Tuesday, October 16, 2012

Another One: David Hernandez Barros

David Hernandez Barros was just 16 when he took his own life.
It was rumored that he had been subjected to bullying by other students who assumed he was gay, though his family is not commenting on David's sexual orientation.
And why should they? Their son, their brother, killed himself, so there really is no need to explain David Hernandez. We need to start explaining why bullying, of anyone, regardless of race, gender, ethnicity, religion, sexual orientation, weight, height, hair color, eye color, birth marks, clothing, or personality, are dying in order to stop the bullying.
David used to attend meetings of the Gay-Straight Alliance at his school last year, and he'd attended another one just a few days before his death, according 
to the alliance’s president, Joel Johnson, who helped to found a gay-straight alliance at the East Hampton Middle School as well as at East Hampton High School.
“This has been a tragedy. We are grieving for David, his family and our community,” East Hampton School Superintendent Richard Burns said in a statement read at a brief School Board meeting. “We will continue our thorough evaluation of this sad and complex situation. Our thoughts and prayers go to the family.” 
Burns and Adam Fine, East Hampton High School principal, declined to discuss the allegations of bullying at the 
high school.
And this is where part of the problem lies. The schools, teachers, administers, superintendents and school boards are all so busy trying to make sure they did nothing wrong that they don't address the issues. Kids are being bullied; to death.

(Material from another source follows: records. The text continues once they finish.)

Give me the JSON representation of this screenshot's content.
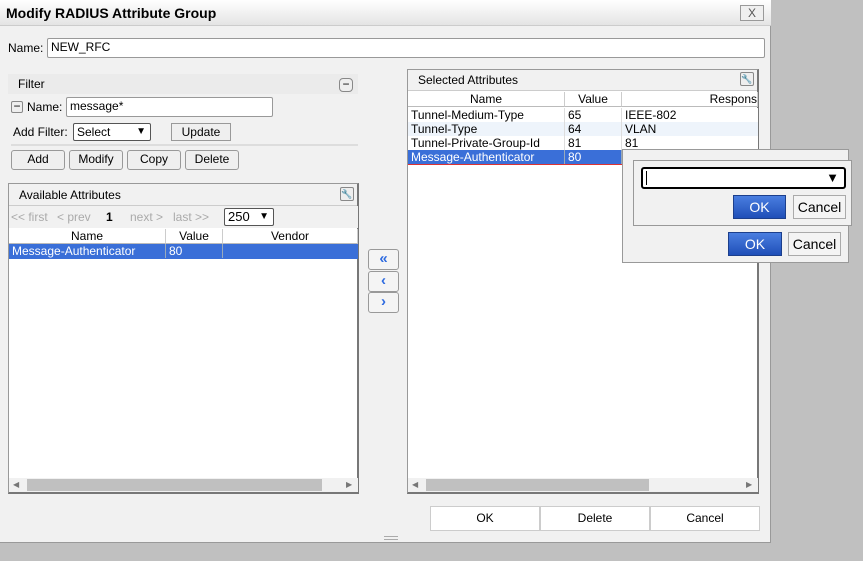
{
  "title": "Modify RADIUS Attribute Group",
  "close_label": "X",
  "name_label": "Name:",
  "name_value": "NEW_RFC",
  "filter": {
    "title": "Filter",
    "name_label": "Name:",
    "name_value": "message*",
    "add_filter_label": "Add Filter:",
    "add_filter_value": "Select",
    "update": "Update"
  },
  "actions": {
    "add": "Add",
    "modify": "Modify",
    "copy": "Copy",
    "delete": "Delete"
  },
  "available": {
    "title": "Available Attributes",
    "pager": {
      "first": "<< first",
      "prev": "< prev",
      "page": "1",
      "next": "next >",
      "last": "last >>",
      "page_size": "250"
    },
    "columns": [
      "Name",
      "Value",
      "Vendor"
    ],
    "rows": [
      [
        "Message-Authenticator",
        "80",
        ""
      ]
    ]
  },
  "selected": {
    "title": "Selected Attributes",
    "columns": [
      "Name",
      "Value",
      "Respons"
    ],
    "rows": [
      [
        "Tunnel-Medium-Type",
        "65",
        "IEEE-802"
      ],
      [
        "Tunnel-Type",
        "64",
        "VLAN"
      ],
      [
        "Tunnel-Private-Group-Id",
        "81",
        "81"
      ],
      [
        "Message-Authenticator",
        "80",
        ""
      ]
    ]
  },
  "popup": {
    "dropdown_value": "",
    "ok": "OK",
    "cancel": "Cancel",
    "outer_ok": "OK",
    "outer_cancel": "Cancel"
  },
  "footer": {
    "ok": "OK",
    "delete": "Delete",
    "cancel": "Cancel"
  },
  "colors": {
    "selection": "#3a6fd8",
    "ok_button": "#2f5fcc"
  }
}
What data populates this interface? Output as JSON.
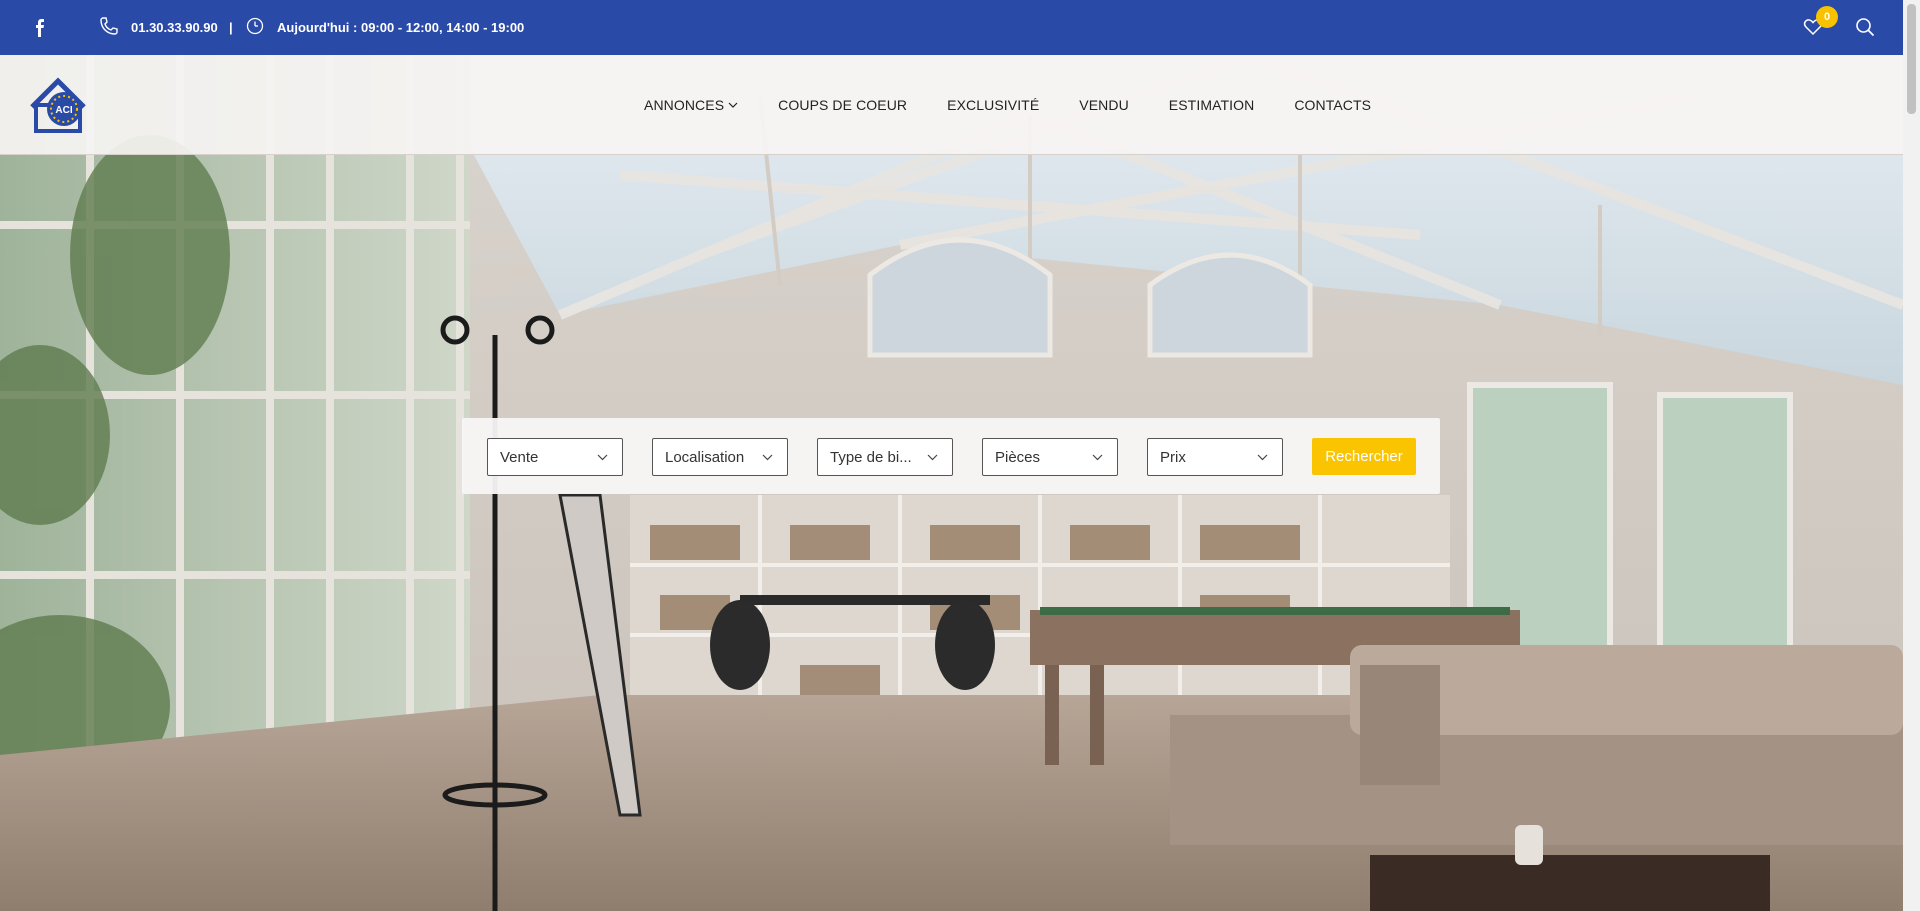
{
  "topbar": {
    "phone": "01.30.33.90.90",
    "separator": "|",
    "hours": "Aujourd'hui : 09:00 - 12:00, 14:00 - 19:00",
    "favorites_count": "0",
    "facebook_icon": "facebook-icon",
    "phone_icon": "phone-icon",
    "clock_icon": "clock-icon",
    "heart_icon": "heart-icon",
    "search_icon": "search-icon",
    "bg_color": "#2a4aa8",
    "badge_color": "#f8c200"
  },
  "logo": {
    "text": "ACI"
  },
  "nav": {
    "items": [
      {
        "label": "ANNONCES",
        "has_dropdown": true
      },
      {
        "label": "COUPS DE COEUR"
      },
      {
        "label": "EXCLUSIVITÉ"
      },
      {
        "label": "VENDU"
      },
      {
        "label": "ESTIMATION"
      },
      {
        "label": "CONTACTS"
      }
    ]
  },
  "search": {
    "filters": [
      {
        "value": "Vente"
      },
      {
        "value": "Localisation"
      },
      {
        "value": "Type de bi..."
      },
      {
        "value": "Pièces"
      },
      {
        "value": "Prix"
      }
    ],
    "button_label": "Rechercher",
    "button_color": "#fbc400"
  }
}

Even in the East Hampton School District, where, according to Long Island Gay and Lesbian Youth network’s CEO, David Kilmnick, the schools are far more advanced in gay and lesbian tolerance and sensitivity issues than most other school districts.
“We’ve done a ton of work with the East Hampton district, more than any other district on the East End,” Kilmnick said. “They 
have been more open to having programs and were the first district to have a gay-straight 
alliance club in their middle school. I know some are 
quick to blame the school district here, but East Hampton is certainly one of the more progressive ones in addressing these issues and in preventative work.”
He acknowledged, however, that that doesn’t mean bullying doesn’t occur.
“Unfortunately, we’re not going to be able to know definitively what exactly happened in David’s case. Could it be a possibility 
that he heard something from students that were not too friendly? Yes. Could he also 
have been dealing with a culture outside of the school that is not so accepting of someone 
being gay? Yes. I haven’t heard anything about those 
things specifically, but I 
wouldn’t be surprised based on the work that we do with thousands of people across Long Island, [but regardless] of whether David was gay or not, he should have had a place he could have seen as a lifesaver.”
It should make no difference whether someone is gay, or perceived to be gay, or gay friendly, or not. It should make a difference that our schools are not at all safe for anyone who appears different, or acts, or speaks differently, who worship or love differently.
We need to demand that those in charge stop "assessing" the situation and start acting on the problem. If we don't, we'll have more and more David Hernandez Barros’ to bury.